Really? It never crossed your mind that asking me about the origin of my breasts in a public (or any other) setting the second time we’ve met might be off-putting? If you’re trying to compliment my rack, I submit that there are better ways to go about it. Like don’t. I was kind enough not to ask you how you got that rotten tooth or if you knew your haircut looked silly. You know why? BECAUSE IT’S RUDE.

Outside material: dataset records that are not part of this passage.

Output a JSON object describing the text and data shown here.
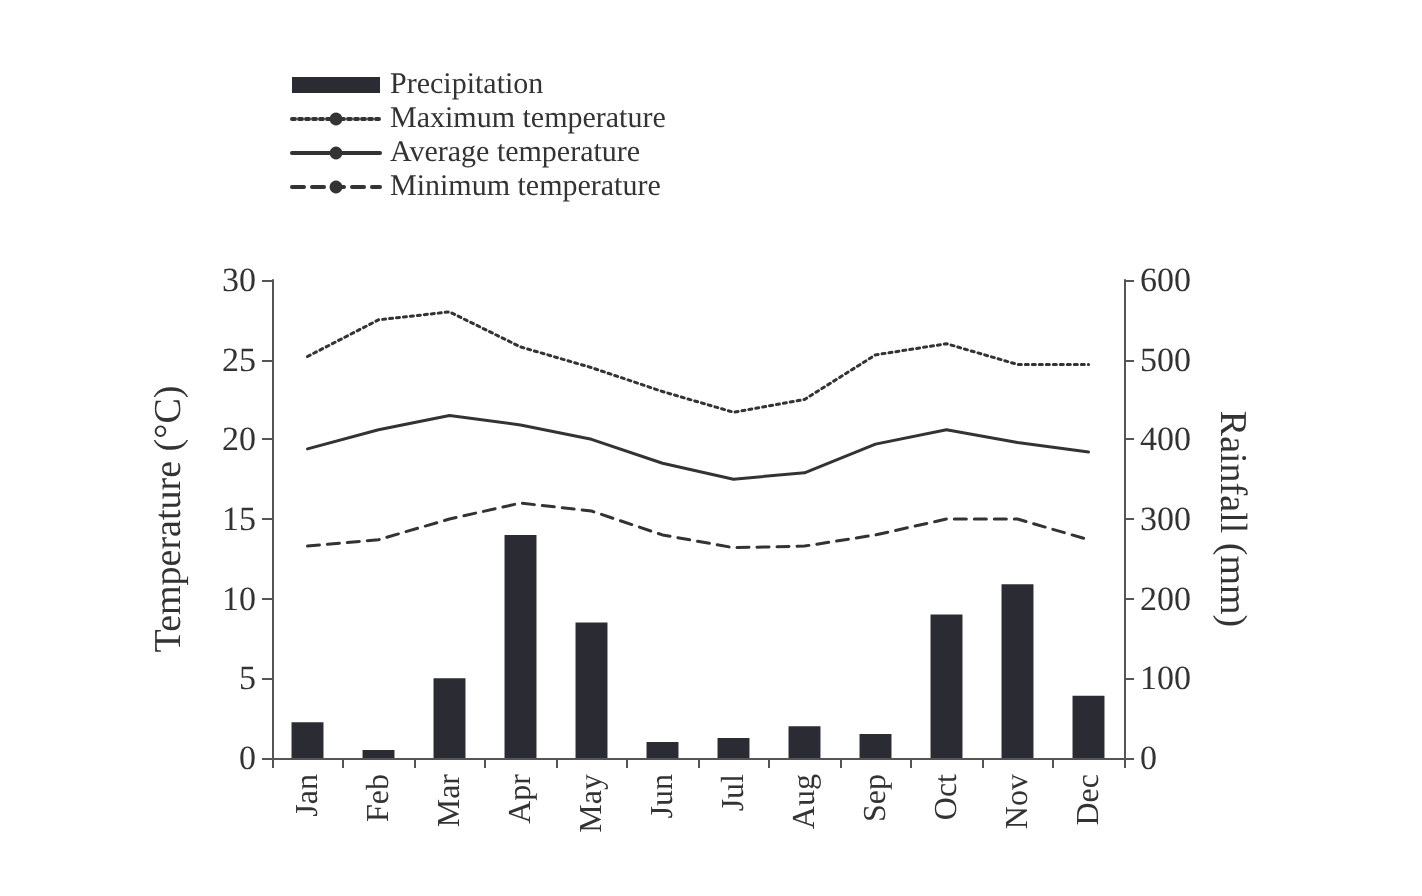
{
  "chart_data": {
    "type": "line",
    "categories": [
      "Jan",
      "Feb",
      "Mar",
      "Apr",
      "May",
      "Jun",
      "Jul",
      "Aug",
      "Sep",
      "Oct",
      "Nov",
      "Dec"
    ],
    "series": [
      {
        "name": "Precipitation",
        "type": "bar",
        "axis": "y2",
        "color": "#2b2b33",
        "values": [
          45,
          10,
          100,
          280,
          170,
          20,
          25,
          40,
          30,
          180,
          218,
          78
        ]
      },
      {
        "name": "Maximum temperature",
        "color": "#333333",
        "line_style": "dotted",
        "values": [
          25.2,
          27.5,
          28,
          25.8,
          24.5,
          23,
          21.7,
          22.5,
          25.3,
          26,
          24.7,
          24.7
        ]
      },
      {
        "name": "Average temperature",
        "color": "#333333",
        "line_style": "solid",
        "values": [
          19.4,
          20.6,
          21.5,
          20.9,
          20,
          18.5,
          17.5,
          17.9,
          19.7,
          20.6,
          19.8,
          19.2
        ]
      },
      {
        "name": "Minimum temperature",
        "color": "#333333",
        "line_style": "dashed",
        "values": [
          13.3,
          13.7,
          15,
          16,
          15.5,
          14,
          13.2,
          13.3,
          14,
          15,
          15,
          13.7
        ]
      }
    ],
    "ylabel": "Temperature (°C)",
    "y2label": "Rainfall (mm)",
    "ylim": [
      0,
      30
    ],
    "yticks": [
      0,
      5,
      10,
      15,
      20,
      25,
      30
    ],
    "y2lim": [
      0,
      600
    ],
    "y2ticks": [
      0,
      100,
      200,
      300,
      400,
      500,
      600
    ],
    "marker": "none",
    "grid": false,
    "legend": "top left"
  }
}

Remember how I told you I’d had breast cancer the first time we met? Well, that makes your question even more obnoxious. Maybe I don’t like talking about my breasts that were formerly cancered, whether I’ve had reconstruction or not. I bravely refrained from asking about how many testicles you have. See what self-restraint and lack of entitlement to know about other people’s privates is like? Yeah, pretty nice. Do you also ask overweight strangers if they can fit in airplane seats? Or ask the mother of twins whether she conceived her children “naturally”?
How about you? Have you been having regular bowel movements? Because it doesn’t seem like it or perhaps maybe you wouldn’t look so expectant for an actual answer to your ridiculous question. Wait, you heard that since women “elect” to have boob jobs that they are flattered when a near-stranger asks them whether those babies are real? No, that’s not how it works. If I’m on a stage in a wet t-shirt, you can scream whatever speculations you want at my tits. When I’m just trying to do squats without falling over, please leave me alone.
My boobs, and whether they’ve ever had any jobs, are seriously off limits. But take that as a good thing, because I’m not going to launch into a detailed discussion about my last pap smear either. See, when we play by the same set of socially acceptable rules, we all win. I don’t have to become incensed when the body I’m already self-conscious about is the subject of ridicule and judgment and you don’t have to hear about speculums and warm KY jelly.